[R-sig-eco] nlme model specification
Kingsford Jones
kingsfordjones at gmail.com
Fri May 23 17:33:03 CEST 2008
On Thu, May 22, 2008 at 5:55 PM, Caroline Lehmann
<caroline.lehmann at cdu.edu.au> wrote:
> Hello, I would suggest reading: Prior L. D., Brook B. W., Williams R. J., Werner P. A., Bradshaw C. J. A. & Bowman D. M. J. S. (2006) Environmental and allometric drivers of tree growth rates in a north Australian savanna. Forest Ecology and Management 234, 164-80.
>
> In this paper tree growth was analysed and accounted for the repeated measure of individuals using either glmm or lme (now the in lmer package). Models were compared and ranked using AICc. I would suggest modifying this to BIC since there are so many measurements.
>
Is there theory to support this suggestion?
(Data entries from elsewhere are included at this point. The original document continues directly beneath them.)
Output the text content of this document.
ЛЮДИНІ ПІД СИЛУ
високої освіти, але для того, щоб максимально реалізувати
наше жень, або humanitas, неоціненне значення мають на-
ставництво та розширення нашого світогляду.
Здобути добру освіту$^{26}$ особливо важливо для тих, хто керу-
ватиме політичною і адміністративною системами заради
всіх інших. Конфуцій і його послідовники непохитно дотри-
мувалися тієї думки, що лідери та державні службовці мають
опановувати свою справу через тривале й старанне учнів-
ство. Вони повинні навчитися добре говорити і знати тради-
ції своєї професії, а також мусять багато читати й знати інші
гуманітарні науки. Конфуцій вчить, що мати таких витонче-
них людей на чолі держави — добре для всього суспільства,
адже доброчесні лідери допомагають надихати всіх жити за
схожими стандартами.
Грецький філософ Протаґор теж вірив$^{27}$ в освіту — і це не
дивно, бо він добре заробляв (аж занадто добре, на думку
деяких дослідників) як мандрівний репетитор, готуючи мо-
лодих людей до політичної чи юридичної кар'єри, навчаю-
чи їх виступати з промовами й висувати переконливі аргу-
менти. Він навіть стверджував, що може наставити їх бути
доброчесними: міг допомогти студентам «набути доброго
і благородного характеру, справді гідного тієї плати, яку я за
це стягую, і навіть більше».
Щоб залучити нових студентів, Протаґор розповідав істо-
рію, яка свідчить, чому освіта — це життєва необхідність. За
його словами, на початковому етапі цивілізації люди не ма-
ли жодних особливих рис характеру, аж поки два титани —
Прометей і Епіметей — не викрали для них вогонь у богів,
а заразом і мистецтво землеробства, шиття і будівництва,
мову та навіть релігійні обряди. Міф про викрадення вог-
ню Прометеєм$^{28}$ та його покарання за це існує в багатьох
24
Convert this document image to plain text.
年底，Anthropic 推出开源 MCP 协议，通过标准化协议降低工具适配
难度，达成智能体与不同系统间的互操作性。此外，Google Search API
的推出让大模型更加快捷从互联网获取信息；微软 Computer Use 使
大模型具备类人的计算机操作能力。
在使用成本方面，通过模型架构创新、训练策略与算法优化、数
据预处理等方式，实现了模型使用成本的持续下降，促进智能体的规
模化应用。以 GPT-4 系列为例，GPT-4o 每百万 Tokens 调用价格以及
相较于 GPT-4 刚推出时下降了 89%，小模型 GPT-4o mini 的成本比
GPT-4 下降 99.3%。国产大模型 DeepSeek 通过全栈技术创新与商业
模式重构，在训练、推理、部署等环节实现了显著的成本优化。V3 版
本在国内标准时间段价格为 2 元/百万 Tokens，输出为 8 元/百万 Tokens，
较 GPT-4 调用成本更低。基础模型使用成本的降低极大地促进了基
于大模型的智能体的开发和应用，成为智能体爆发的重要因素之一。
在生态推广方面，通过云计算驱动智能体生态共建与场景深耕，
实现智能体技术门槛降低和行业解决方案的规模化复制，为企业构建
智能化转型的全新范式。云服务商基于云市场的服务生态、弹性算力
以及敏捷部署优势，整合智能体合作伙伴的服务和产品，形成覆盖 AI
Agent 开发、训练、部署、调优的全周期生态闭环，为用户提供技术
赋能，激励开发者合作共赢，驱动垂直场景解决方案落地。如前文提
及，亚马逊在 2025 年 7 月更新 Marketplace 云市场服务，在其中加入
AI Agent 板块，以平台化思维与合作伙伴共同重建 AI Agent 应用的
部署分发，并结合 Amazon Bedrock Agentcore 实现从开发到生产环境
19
I find choosing an *IC to
be a confusing issue and would appreciate any pointers to theory,
simulations, etc that may shed some light on the subject.
best,
Kingsford
> Kind regards, Caroline
>
>
> -----Original Message-----
> From: r-sig-ecology-bounces at r-project.org [mailto:r-sig-ecology-bounces at r-project.org] On Behalf Of Péter Sólymos
> Sent: Friday, 23 May 2008 6:14 AM
> To: r-sig-ecology at r-project.org
> Subject: [R-sig-eco] Fwd: nlme model specification
>
> Dear List,
> here is my response from today and yesterday to Matt's question, that was missed. I sent my first message from an unsubscribed e-mail address. Sorry for that.
> Peter
>
>
> Matt,
> I am now absolutely confused. Am I right that you have 3 measurements per individuals per year? In other words, you measured growth (in cm?
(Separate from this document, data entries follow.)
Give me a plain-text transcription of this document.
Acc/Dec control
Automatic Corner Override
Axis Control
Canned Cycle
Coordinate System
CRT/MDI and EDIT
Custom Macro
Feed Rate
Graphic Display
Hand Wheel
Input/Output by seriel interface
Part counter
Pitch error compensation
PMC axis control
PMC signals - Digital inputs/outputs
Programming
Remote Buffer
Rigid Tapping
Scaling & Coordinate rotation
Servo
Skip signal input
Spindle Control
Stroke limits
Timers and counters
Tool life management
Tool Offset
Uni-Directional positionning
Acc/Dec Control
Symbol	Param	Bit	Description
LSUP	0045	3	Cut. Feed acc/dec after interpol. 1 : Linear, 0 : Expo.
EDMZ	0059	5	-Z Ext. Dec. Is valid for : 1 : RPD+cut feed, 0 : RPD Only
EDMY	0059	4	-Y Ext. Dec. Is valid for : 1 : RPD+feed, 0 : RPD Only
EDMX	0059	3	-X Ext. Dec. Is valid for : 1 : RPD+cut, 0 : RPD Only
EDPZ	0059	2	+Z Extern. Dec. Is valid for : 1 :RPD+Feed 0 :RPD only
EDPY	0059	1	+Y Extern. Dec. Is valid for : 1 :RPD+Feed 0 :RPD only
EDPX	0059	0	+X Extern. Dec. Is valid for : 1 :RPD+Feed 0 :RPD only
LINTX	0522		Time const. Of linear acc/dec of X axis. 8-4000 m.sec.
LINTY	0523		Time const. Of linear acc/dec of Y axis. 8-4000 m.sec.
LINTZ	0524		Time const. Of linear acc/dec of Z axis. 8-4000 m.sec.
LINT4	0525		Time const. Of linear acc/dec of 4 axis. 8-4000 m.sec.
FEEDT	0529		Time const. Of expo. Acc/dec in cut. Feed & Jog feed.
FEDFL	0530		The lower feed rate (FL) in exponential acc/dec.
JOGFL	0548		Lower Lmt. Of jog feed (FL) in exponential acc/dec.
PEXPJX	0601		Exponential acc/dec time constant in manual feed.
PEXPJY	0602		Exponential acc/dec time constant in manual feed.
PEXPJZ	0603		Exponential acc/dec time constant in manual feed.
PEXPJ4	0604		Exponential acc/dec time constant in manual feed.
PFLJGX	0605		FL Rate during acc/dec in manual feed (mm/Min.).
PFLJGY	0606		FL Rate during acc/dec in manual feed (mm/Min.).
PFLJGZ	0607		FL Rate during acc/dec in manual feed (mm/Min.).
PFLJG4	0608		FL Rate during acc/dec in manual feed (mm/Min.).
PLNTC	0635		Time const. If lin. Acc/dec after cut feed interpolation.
> or what is growth) diameter and vine load. And I think you want to partial out the variation.
> If so, your problem became a multivariate problem, when you have 3 response variables measured on same individuals, plus some grouping variables (inds, yr). Than you can easily use multiple regression to partial the variation. I have never saw a multivariate mixed model, so I think you don't have to try too hard.
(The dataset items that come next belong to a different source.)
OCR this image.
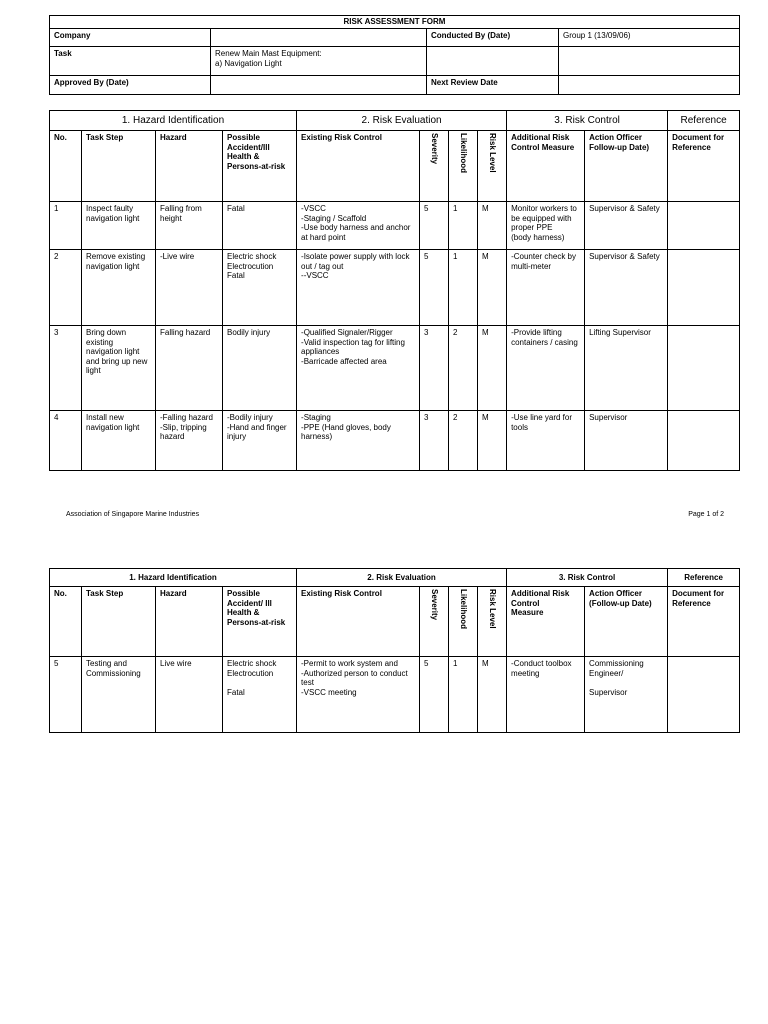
RISK ASSESSMENT FORM			
Company		Conducted By (Date)	Group 1 (13/09/06)
Task	Renew Main Mast Equipment:
a) Navigation Light		
Approved By (Date)		Next Review Date	
1. Hazard Identification				2. Risk Evaluation				3. Risk Control		Reference
No.	Task Step	Hazard	Possible Accident/Ill Health &
Persons-at-risk	Existing Risk Control	Severity	Likelihood	Risk Level	Additional Risk Control Measure	Action Officer Follow-up Date)	Document for Reference
1	Inspect faulty navigation light	Falling from height	Fatal	-VSCC
-Staging / Scaffold
-Use body harness and anchor at hard point	5	1	M	Monitor workers to be equipped with proper PPE
(body harness)	Supervisor & Safety	
2	Remove existing navigation light	-Live wire	Electric shock
Electrocution
Fatal	-Isolate power supply with lock out / tag out
--VSCC	5	1	M	-Counter check by multi-meter	Supervisor & Safety	
3	Bring down existing navigation light and bring up new light	Falling hazard	Bodily injury	-Qualified Signaler/Rigger
-Valid inspection tag for lifting appliances
-Barricade affected area	3	2	M	-Provide lifting containers / casing	Lifting Supervisor	
4	Install new navigation light	-Falling hazard
-Slip, tripping hazard	-Bodily injury
-Hand and finger injury	-Staging
-PPE (Hand gloves, body harness)	3	2	M	-Use line yard for tools	Supervisor	
Association of Singapore Marine Industries	Page 1 of 2
1. Hazard Identification				2. Risk Evaluation				3. Risk Control		Reference
No.	Task Step	Hazard	Possible Accident/ Ill Health &
Persons-at-risk	Existing Risk Control	Severity	Likelihood	Risk Level	Additional Risk Control
Measure	Action Officer (Follow-up Date)	Document for Reference
5	Testing and Commissioning	Live wire	Electric shock
Electrocution

Fatal	-Permit to work system and
-Authorized person to conduct test
-VSCC meeting	5	1	M	-Conduct toolbox meeting	Commissioning Engineer/

Supervisor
> Let me know if I was able to understand it.
> Yours,
> Peter
> ps: I don't know why my letter did not wet out to the list.
>
>
> ---------- Forwarded message ----------
> From: Péter Sólymos <Solymos.Peter at aotk.szie.hu>
> Date: Wed, May 21, 2008 at 10:21 PM
> Subject: Re: [R-sig-eco] nlme model specification
> To: "Landis, R Matthew" <rlandis at middlebury.edu>, "r-sig-ecology at r-project.org"
>
>
> Dear Matthew,
>
> I think that your case is a bit different than you proposed, since, - if I am right based on your letter - you have repeated measures for the same 300 trees over 9 successive periods (resulting in 2700 measurements). So observations are not only biased by some spatial or temporal non independence (like in case of a wildlife survey), but essentially the subjects are the same. I mean that observations are not really grouped in time. I would prefer a model with fixed model term as you wrote, a random factor like ~1| tree.individuals and an explicitly defined correlation structure with corAR1 or corARMA (or you can define groups for individuals within correlation term).
>
> This can be done with gls in nlme package, or glmmPQL in MASS.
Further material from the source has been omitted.